- Born: Heinrich Hans Claus Moritz von Bomhard 9 June 1908 Munich, Germany
- Died: 23 July 1996 (aged 88) Salzburg, Austria
- Occupations: conductor; opera producer; composer;

= Moritz von Bomhard =

American classical composer

Moritz von Bomhard (9 June 1908 – 23 July 1996) was a German-born conductor, opera producer, composer, and pianist. Educated in Leipzig, he settled in the United States in 1935 and became an American citizen in 1942. Bomhard was the founder of the Kentucky Opera which he managed and conducted from its inception in 1952 until his retirement in 1982.

==Early life==
Bomhard was born in Munich, one of the three children of Johanna and Ernst von Bomhard, an industrial engineer. He was educated in law at the University of Leipzig but also received a diploma in music from the Leipzig Conservatory. There he met Leila Atkinson a Kentucky-born cellist who was to become his first wife. In 1935 they settled in New York, where Bomhard studied conducting on a fellowship at the Juilliard School. In 1937 he took up a teaching position at Princeton University, which included conducting both the university's orchestra and glee club. During his time at Princeton he composed three symphonies, a concerto for strings, and pieces of chamber, piano, and vocal music. He also supplemented his income by coaching singers and choral groups and teaching piano privately.

Bombard became an American citizen in 1942 and served in the US Army during World War II. Leila died in 1945 after suffering severe mental illness which had confined her to a hospital.
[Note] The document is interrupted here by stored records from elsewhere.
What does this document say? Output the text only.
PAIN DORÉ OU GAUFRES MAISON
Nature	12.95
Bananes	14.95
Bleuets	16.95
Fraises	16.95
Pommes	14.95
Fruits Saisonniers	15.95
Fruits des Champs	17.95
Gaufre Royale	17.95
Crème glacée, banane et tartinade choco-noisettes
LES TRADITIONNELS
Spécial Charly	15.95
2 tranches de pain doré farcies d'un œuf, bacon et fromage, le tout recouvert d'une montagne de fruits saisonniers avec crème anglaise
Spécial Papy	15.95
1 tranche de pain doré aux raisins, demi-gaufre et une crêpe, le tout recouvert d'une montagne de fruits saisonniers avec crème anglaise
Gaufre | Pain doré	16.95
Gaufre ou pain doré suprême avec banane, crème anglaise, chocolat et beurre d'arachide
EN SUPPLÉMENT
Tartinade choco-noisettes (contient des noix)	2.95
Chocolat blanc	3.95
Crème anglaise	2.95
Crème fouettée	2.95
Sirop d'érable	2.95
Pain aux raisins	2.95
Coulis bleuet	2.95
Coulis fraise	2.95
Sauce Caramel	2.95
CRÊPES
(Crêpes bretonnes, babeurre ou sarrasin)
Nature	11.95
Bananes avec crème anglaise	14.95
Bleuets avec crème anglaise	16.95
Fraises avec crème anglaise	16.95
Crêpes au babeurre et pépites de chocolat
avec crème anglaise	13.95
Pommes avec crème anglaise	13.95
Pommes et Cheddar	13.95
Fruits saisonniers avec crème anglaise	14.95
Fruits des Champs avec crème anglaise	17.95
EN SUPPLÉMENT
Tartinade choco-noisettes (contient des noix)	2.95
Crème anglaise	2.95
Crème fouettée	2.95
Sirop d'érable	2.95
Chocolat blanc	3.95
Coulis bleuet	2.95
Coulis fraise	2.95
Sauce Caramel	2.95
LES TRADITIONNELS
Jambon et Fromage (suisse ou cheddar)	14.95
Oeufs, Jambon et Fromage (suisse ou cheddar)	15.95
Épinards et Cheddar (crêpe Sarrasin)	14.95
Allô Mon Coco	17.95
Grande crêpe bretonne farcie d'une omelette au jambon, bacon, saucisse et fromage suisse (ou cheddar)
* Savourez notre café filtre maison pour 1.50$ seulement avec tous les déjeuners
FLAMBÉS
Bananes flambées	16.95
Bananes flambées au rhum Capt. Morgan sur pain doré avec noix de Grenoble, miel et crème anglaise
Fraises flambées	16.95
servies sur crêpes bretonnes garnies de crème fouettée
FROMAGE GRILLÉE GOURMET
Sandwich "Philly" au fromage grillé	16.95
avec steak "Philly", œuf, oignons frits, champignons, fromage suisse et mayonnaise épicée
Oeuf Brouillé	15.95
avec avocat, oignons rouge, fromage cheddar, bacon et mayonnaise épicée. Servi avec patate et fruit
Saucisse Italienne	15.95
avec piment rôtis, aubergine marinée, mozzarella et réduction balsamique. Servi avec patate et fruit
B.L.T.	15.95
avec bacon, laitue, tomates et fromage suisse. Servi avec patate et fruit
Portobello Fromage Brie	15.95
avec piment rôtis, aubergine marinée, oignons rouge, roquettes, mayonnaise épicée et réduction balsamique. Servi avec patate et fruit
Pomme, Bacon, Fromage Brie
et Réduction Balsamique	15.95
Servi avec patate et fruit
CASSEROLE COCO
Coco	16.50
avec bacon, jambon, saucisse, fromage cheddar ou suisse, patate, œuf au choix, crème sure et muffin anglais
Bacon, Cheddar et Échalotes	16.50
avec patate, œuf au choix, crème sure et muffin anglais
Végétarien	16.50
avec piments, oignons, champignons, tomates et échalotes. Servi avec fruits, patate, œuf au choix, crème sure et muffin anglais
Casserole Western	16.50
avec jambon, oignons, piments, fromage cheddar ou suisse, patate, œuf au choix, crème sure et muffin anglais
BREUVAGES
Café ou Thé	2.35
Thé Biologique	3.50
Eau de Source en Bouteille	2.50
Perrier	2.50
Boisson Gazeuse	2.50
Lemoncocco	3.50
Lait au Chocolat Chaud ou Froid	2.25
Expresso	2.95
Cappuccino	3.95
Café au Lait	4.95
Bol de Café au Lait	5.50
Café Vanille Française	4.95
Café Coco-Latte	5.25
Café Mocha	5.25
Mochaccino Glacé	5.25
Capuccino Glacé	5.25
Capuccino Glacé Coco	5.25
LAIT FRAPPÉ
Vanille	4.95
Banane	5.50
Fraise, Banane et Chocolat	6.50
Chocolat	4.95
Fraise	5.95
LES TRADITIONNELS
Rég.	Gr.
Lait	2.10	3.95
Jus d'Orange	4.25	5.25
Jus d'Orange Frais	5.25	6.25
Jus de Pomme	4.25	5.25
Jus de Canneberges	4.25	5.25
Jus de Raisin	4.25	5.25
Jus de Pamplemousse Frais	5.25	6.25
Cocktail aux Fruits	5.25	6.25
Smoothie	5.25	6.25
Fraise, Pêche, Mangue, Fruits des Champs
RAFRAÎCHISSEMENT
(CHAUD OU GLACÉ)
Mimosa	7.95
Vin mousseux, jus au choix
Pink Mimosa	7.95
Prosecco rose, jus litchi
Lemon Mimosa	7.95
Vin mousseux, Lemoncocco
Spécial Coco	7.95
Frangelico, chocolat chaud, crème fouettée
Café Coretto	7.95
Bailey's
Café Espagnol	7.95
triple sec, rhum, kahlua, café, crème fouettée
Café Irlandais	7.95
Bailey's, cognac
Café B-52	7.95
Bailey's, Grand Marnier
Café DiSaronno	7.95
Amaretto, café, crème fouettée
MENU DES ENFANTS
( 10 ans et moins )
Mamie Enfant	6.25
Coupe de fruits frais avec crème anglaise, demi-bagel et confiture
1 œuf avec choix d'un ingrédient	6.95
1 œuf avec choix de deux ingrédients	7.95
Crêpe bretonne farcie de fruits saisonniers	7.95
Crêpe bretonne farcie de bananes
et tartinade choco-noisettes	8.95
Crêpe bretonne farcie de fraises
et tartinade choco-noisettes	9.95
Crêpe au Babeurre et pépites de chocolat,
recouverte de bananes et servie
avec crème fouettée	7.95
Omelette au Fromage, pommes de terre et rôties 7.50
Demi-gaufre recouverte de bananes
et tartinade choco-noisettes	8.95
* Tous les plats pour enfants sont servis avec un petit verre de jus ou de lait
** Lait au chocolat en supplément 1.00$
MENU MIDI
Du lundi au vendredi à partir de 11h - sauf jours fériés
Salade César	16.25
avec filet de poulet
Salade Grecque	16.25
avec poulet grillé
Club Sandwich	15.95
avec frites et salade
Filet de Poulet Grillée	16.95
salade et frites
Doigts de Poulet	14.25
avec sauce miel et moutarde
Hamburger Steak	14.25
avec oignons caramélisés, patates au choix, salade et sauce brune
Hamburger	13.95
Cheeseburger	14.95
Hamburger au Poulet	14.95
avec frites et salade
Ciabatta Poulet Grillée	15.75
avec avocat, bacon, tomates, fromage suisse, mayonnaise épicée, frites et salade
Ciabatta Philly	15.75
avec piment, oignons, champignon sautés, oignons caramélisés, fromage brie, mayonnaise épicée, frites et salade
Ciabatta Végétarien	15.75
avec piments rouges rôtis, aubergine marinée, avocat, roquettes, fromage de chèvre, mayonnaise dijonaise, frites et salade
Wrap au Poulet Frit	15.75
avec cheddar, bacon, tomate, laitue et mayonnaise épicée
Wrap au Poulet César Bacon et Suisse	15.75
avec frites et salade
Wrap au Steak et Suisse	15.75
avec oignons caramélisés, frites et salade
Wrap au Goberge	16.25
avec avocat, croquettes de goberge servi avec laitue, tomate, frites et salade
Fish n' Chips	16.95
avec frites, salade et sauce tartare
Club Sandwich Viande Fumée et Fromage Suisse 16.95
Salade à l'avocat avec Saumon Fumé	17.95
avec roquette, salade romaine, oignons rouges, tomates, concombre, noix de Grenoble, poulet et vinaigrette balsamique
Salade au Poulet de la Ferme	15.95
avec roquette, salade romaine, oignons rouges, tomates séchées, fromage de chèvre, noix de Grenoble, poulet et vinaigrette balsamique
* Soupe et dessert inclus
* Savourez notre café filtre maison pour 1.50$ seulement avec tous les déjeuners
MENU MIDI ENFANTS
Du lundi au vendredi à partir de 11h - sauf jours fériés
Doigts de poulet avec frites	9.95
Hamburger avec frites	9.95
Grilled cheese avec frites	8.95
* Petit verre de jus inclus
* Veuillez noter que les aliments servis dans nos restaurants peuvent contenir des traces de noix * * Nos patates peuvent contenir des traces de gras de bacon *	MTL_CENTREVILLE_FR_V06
After the war, Bomhard studied at Columbia Teachers College, receiving his master's degree in 1947. However, he did not take up a formal teaching career. Instead he formed a small professional opera troupe called Opera for College (later renamed New Lyric Stage). The troupe travelled around the Eastern United States performing at colleges that had no opera departments of their own. He also composed incidental music for Margo Jones's regional theatre productions and served as composer-arranger for the Philharmonic Piano Quartet.

==Forging a career in opera==
In 1949, Fletcher Smith, who had studied with Bomhard at Juilliard and was then head of the Voice Department at the University of Louisville, invited him to produce an opera to be performed by the students there. Bombard chose The Marriage of Figaro, and it proved to be a great success. Bomhard returned in 1950 and 1951 to produce Menotti's The Old Maid and the Thief and Puccini's Gianni Schicchi. Their box-office success following on from that of The Marriage of Figaro led him to disband his New Lyric Stage troupe and settle in Louisville where he and a group of Louisville citizens founded the Kentucky Opera Association in 1952. Later called Kentucky Opera, it was the city's first professional opera company and the twelfth oldest regional opera company in the United States.

He soon formed a partnership with the Louisville Philharmonic Society orchestra for the fledgling company to produce and record five new operas in English commissioned by the orchestra. One of these was Peggy Glanville-Hicks's The Transposed Heads which premiered in April 1954 conducted by Bomhard. He wrote a German translation of the Transposed Heads libretto for a possible performance in Germany. She thought he looked like John Barrymore. They became lovers and travelled to Europe together in the summer of 1954. Glanville-Hicks broke off the affair the following summer. In her letter to him of 8 August 1955 she blamed the fact that she was more in love with him than he with her and his dalliance with the soprano who had created the role of Sita in Transposed Heads.

Apart from 1960 to 1961, when he took a leave of absence to work at the Hamburg State Opera, Bomhard managed Kentucky Opera continuously until his retirement in 1982. In the early years of the company when it had an annual budget of only $10,000 to produce three operas, Bomhard not only conducted the performances, but was also the stage director and répétiteur and designed and helped build the sets. He also travelled to New York to scout young singers who showed great promise but did not yet command high salaries. He brought the 26-year-old Tatiana Troyanos to Kentucky Opera to sing her first ever Carmen in 1964. In the 1960s and early 1970s Bomhard concurrently taught at the University of Louisville music school, produced an annual opera for Memphis Opera Theatre in Tennessee, and produced and hosted two cultural series for WAVE television and radio.

==Later years==
In 1963 Bombard had married the mezzo-soprano Charme Riesley. She sang Cherubino in his 1949 production of The Marriage of Figaro at Louisville and performed with Kentucky Opera both before and after their marriage. She appeared in Ariadne auf Naxos in December 1981, Bombard's last production for the company, and in 1983 accompanied him to the opening of the Kentucky Center for the Arts, whose Moritz von Bomhard Theater was named in his honor. Charme died in 1984 at the age of 55 after a long illness. According to The Encyclopedia of Louisville, her death was "a blow from which he never really recovered." In 1994, Bomhard left Louisville for Europe to be near his only remaining relatives, a niece and nephew. He settled in Salzburg, Austria in January 1995 and died there on 23 July 1996 at the age of 88. He is buried in the Von Bombard family tomb in Munich.